With French Ligue 1 giants Paris Saint Germaing facing potentially severe fines and wage caps from UEFA’s Financial Fair Play rules, the rumors and speculation have begun swirling as to what the club will do next. UEFA has determined that their sponsorship deals have been valued at double their fair price and that the debts PSG has incurred have been fully addressed. If this is indeed the case for the sponsorship deals, then PSG will have a mighty big hole to dig themselves out of before they can be financially compliant with FFP. So what does a person, or a club, do when they are forced to get themselves out of debt? They sell their most valuable assets to cover those losses and that brings us to our point.
If PSG are indeed forced to sell some of their biggest stars including Zlatan Ibrahimovic, Edinson Cavani, Ezequiel Lavezzi, Javier Pastore, or Thiago Silva, the most reasonable thing to do would be to sell the player with the shortest possible future at the club. Ibrahimovic is on the wrong side of 30 as far as football is concerned but is still one of the most feared strikers in the world. Realistically how can long can he perform at this phenomenal level? Another two years, maybe three? Players like Cavani, Lavezzi, and Pastore are all world class attackers and are all relatively young. They can be faithful servants to the club for another five or so years before they see any drop off in their game.

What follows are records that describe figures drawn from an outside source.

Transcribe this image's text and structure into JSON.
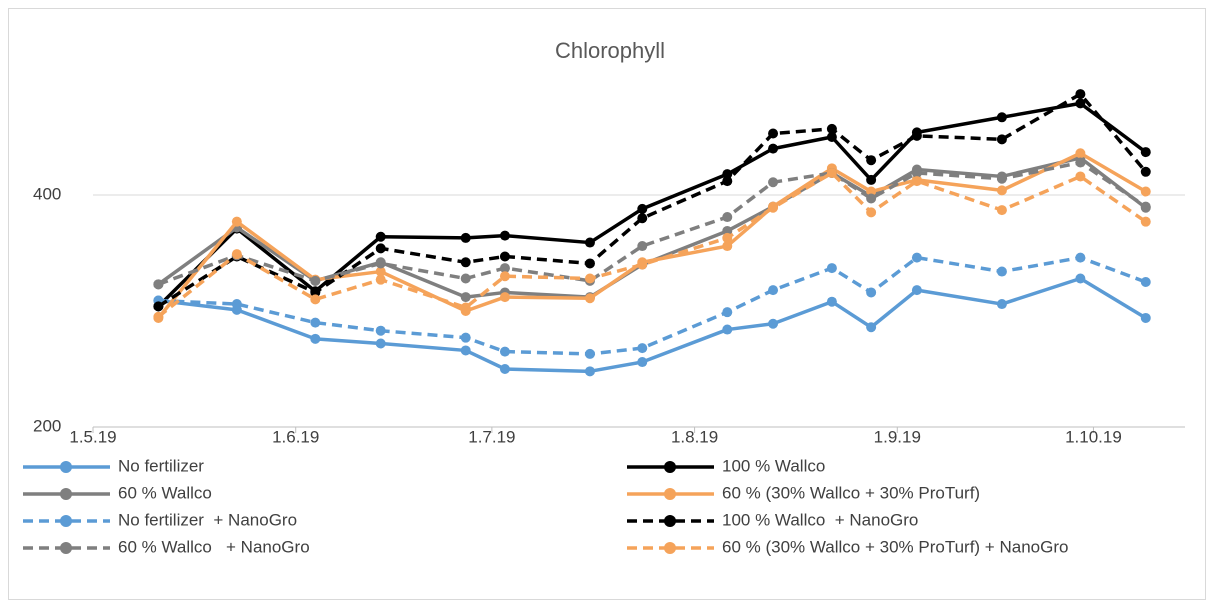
{
  "chart_data": {
    "type": "line",
    "title": "Chlorophyll",
    "x": [
      "11.5.19",
      "23.5.19",
      "4.6.19",
      "14.6.19",
      "27.6.19",
      "3.7.19",
      "16.7.19",
      "24.7.19",
      "6.8.19",
      "13.8.19",
      "22.8.19",
      "28.8.19",
      "4.9.19",
      "17.9.19",
      "29.9.19",
      "9.10.19"
    ],
    "xlim": [
      "1.5.19",
      "15.10.19"
    ],
    "xticks": [
      "1.5.19",
      "1.6.19",
      "1.7.19",
      "1.8.19",
      "1.9.19",
      "1.10.19"
    ],
    "ylim": [
      200,
      500
    ],
    "yticks": [
      200,
      400
    ],
    "grid": true,
    "series": [
      {
        "name": "No fertilizer",
        "color": "#5b9bd5",
        "line_style": "solid",
        "values": [
          309,
          301,
          276,
          272,
          266,
          250,
          248,
          256,
          284,
          289,
          308,
          286,
          318,
          306,
          328,
          294
        ]
      },
      {
        "name": "100 % Wallco",
        "color": "#000000",
        "line_style": "solid",
        "values": [
          304,
          371,
          317,
          364,
          363,
          365,
          359,
          388,
          418,
          440,
          450,
          413,
          454,
          467,
          479,
          437
        ]
      },
      {
        "name": "60 % Wallco",
        "color": "#7f7f7f",
        "line_style": "solid",
        "values": [
          323,
          372,
          326,
          342,
          312,
          316,
          312,
          340,
          369,
          390,
          419,
          399,
          422,
          416,
          432,
          389
        ]
      },
      {
        "name": "60 % (30% Wallco + 30% ProTurf)",
        "color": "#f5a35a",
        "line_style": "solid",
        "values": [
          294,
          377,
          327,
          334,
          300,
          312,
          311,
          342,
          356,
          390,
          423,
          403,
          413,
          404,
          436,
          403
        ]
      },
      {
        "name": "No fertilizer  + NanoGro",
        "color": "#5b9bd5",
        "line_style": "dashed",
        "values": [
          309,
          306,
          290,
          283,
          277,
          265,
          263,
          268,
          299,
          318,
          337,
          316,
          346,
          334,
          346,
          325
        ]
      },
      {
        "name": "100 % Wallco  + NanoGro",
        "color": "#000000",
        "line_style": "dashed",
        "values": [
          304,
          347,
          316,
          354,
          342,
          347,
          341,
          380,
          412,
          453,
          457,
          430,
          451,
          448,
          487,
          420
        ]
      },
      {
        "name": "60 % Wallco   + NanoGro",
        "color": "#7f7f7f",
        "line_style": "dashed",
        "values": [
          323,
          348,
          326,
          341,
          328,
          337,
          326,
          356,
          381,
          411,
          419,
          397,
          419,
          414,
          428,
          390
        ]
      },
      {
        "name": "60 % (30% Wallco + 30% ProTurf) + NanoGro",
        "color": "#f5a35a",
        "line_style": "dashed",
        "values": [
          295,
          349,
          310,
          327,
          303,
          330,
          328,
          340,
          363,
          389,
          419,
          385,
          412,
          387,
          416,
          377
        ]
      }
    ]
  }
}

Selling Ibrahimovic would also appease Edinson Cavani who has reportedly been complaining about having to play out wide to accommodate Ibrahimovic at center forward. While his valuation may not be as high as it was two years ago, getting Ibrahimovic’s wages off the bill will make a big impact towards FFP compliance. The question remains whether anyone else can afford the Swedish striker but Chelsea FC can become a viable candidate if Fernando Torres moves on in the summer. Whether Ibrahimovic would fit in at Chelsea or if he is even wanted there but PSG would be smart to sell to the Blues as it would help both parties and most importantly for the French club, help get them out from under the boot of UEFA’s financial regulations.